This is adapted from Rui Zhao et al.'s paper for facial pain regression.
Ordinal Support Vector Regression (OSVR) is a general purpose regression model that takes data samples as well as their pairwise ordinal relation as input and output the model parameters learned from data under the max-margin framework. Label (regression response) of each individual sample is not required. OSVR can adapt from no supervision (no labels) to full supervision (labels on all samples). In particular, OSVR can be very useful under weak supervision, where only labels on selected key samples are provided. However, ordinal information should always be available under different supervision settings. Current version 1.0 only supports linear regression model.

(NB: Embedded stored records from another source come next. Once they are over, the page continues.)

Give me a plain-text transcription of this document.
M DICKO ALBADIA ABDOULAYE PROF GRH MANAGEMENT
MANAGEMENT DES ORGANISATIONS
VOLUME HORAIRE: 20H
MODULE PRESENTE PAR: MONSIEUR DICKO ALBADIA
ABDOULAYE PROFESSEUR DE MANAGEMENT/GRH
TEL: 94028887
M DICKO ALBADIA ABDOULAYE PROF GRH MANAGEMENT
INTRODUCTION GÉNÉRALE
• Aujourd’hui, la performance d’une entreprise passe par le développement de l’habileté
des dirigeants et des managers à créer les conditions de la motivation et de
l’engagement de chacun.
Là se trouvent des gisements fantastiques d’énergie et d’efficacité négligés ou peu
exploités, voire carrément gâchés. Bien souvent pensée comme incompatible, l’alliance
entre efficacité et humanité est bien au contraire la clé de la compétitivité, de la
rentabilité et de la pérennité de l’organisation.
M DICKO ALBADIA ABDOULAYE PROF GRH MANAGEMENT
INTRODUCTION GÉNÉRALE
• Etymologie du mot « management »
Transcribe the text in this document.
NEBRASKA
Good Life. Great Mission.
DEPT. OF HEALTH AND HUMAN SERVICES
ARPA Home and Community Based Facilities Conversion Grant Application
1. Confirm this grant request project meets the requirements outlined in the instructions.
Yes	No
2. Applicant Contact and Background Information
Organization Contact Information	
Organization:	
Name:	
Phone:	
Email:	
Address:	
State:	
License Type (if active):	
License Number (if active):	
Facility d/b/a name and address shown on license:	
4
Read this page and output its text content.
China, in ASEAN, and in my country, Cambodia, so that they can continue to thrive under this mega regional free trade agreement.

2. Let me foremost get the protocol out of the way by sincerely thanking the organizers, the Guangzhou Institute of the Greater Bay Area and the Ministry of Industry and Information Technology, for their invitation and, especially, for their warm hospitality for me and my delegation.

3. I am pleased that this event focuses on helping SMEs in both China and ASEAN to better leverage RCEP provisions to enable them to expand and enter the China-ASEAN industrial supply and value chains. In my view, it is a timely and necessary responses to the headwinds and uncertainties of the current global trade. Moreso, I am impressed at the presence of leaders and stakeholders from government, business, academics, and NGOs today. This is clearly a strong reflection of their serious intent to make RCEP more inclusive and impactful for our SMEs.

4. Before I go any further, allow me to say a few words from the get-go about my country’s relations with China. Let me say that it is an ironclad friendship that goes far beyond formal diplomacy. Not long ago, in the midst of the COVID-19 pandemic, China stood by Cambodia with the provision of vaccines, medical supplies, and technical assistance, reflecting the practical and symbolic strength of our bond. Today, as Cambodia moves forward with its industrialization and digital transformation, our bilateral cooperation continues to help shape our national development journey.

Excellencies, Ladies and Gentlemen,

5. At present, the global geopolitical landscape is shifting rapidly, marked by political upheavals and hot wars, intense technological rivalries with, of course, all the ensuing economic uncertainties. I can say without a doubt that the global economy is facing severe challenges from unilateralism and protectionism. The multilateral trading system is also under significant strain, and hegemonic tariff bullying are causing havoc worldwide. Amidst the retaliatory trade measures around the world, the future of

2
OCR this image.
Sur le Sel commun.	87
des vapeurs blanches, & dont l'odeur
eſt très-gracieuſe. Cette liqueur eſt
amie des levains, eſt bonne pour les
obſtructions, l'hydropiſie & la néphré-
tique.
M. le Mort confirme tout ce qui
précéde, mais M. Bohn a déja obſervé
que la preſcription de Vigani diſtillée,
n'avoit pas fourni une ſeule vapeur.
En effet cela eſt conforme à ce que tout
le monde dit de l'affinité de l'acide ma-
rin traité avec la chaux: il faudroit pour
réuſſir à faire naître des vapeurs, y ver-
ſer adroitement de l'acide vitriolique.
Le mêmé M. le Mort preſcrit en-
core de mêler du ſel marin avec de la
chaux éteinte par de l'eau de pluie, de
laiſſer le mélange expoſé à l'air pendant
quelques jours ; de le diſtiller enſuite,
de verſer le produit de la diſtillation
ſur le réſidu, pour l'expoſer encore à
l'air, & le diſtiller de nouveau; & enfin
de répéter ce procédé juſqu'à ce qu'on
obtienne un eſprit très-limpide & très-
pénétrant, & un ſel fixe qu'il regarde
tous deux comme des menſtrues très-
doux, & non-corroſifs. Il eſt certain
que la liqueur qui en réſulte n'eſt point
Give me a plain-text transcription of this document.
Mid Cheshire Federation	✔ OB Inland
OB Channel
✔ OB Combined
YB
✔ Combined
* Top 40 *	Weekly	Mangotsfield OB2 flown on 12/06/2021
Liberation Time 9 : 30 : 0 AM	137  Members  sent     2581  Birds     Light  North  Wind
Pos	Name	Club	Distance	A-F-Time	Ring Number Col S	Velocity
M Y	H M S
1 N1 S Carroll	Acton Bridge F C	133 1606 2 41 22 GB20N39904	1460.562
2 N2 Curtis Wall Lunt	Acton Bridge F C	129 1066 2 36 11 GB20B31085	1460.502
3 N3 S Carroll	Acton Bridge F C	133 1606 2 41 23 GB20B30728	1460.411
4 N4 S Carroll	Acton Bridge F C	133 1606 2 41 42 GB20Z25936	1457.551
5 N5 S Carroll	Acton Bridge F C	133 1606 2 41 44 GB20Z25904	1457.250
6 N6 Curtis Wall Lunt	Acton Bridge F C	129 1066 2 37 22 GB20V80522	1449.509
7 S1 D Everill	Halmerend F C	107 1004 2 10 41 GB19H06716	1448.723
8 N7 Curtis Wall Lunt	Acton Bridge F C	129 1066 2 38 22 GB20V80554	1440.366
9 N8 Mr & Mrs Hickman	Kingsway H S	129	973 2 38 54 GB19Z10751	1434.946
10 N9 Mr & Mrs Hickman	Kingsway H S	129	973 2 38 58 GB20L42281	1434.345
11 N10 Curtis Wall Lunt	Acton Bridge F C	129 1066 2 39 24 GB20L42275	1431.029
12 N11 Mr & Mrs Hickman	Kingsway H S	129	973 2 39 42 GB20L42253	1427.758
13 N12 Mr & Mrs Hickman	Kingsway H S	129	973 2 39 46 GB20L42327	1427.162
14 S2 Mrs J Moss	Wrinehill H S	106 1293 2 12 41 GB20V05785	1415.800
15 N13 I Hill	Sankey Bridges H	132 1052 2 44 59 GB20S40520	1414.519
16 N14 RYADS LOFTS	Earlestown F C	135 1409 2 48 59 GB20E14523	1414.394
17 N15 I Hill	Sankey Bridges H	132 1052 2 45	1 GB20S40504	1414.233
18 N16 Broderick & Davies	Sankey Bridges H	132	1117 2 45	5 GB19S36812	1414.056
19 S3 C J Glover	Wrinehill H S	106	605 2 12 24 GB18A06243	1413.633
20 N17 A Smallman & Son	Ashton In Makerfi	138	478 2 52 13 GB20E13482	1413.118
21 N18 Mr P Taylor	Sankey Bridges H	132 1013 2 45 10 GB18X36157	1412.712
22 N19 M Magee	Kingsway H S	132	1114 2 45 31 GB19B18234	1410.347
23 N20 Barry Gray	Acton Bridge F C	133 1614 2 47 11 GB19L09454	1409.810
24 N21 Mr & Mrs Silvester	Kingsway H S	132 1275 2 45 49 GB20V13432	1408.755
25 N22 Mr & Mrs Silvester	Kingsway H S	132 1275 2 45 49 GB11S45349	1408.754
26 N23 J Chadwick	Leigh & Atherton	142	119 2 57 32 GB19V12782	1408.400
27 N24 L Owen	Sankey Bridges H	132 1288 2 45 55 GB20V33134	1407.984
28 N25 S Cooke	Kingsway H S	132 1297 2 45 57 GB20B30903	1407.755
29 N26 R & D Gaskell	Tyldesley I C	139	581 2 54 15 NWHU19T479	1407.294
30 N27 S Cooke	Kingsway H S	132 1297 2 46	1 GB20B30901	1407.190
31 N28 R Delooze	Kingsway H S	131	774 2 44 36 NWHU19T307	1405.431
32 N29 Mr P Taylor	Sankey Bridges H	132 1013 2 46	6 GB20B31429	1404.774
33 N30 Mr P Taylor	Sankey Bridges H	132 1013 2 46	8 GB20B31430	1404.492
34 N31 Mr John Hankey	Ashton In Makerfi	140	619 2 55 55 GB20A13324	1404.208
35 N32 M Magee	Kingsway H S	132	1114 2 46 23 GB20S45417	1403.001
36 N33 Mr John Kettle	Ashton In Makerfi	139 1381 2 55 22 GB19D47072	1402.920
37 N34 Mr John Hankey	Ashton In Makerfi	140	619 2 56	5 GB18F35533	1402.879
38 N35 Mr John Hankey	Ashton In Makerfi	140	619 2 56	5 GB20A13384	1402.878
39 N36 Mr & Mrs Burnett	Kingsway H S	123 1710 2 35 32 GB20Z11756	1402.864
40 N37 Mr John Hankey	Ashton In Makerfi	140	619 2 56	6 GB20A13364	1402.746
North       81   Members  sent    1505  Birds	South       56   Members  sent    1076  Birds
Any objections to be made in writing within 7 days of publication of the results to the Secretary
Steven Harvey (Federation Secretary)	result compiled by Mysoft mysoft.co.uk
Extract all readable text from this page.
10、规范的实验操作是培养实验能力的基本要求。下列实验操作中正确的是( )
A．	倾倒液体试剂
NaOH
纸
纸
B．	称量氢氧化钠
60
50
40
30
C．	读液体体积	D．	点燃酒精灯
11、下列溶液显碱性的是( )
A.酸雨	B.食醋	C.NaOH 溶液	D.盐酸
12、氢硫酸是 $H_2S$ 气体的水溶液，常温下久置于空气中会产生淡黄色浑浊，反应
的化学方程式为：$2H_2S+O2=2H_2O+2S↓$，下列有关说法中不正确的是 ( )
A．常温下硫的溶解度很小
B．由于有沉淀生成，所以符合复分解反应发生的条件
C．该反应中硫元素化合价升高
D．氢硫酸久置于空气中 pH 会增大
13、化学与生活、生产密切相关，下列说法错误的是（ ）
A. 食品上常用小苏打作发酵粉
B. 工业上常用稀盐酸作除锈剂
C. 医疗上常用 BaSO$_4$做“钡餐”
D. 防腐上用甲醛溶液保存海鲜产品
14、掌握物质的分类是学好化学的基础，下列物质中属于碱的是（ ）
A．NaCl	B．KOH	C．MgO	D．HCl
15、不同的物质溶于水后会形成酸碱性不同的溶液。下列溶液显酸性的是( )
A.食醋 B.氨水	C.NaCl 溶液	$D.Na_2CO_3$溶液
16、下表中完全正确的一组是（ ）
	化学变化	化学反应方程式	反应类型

This repository provides an implementation of OSVR in Matlab. The core optimization problem is solved using customized Alternating Direction Method of Multipliers (ADMM). However, the 'admm' function is implemented general enough to handle an optimization problem with standard form. See related publication for more details.
To see an example, run 'main' script. The sample data provided correspond to one testing fold of UNBC-McMaster shoulder pain dataset [1]. Please contact author if you need more data for comparison purpose.
If you use the code in your research, please consider citing following publication
Rui Zhao, Quan Gan, Shangfei Wang and Qiang Ji. "Facial Expression Intensity Estimation Using Ordinal Information." IEEE Conference on Computer Vision and Pattern Recognition. 2016. [PDF] [Bib] [Supplement]
[1] P. Lucey, J. F. Cohn, K. M. Prkachin, P. E. Solomon, and I. Matthews. Painful data: The unbc-mcmaster shoulder pain expression archive database. In FG, pages 57–64. IEEE, 2011.
Copyright (C) 2016 Rui Zhao
Distibution code version 1.0 - 06/25/2016. This code is for research purpose only.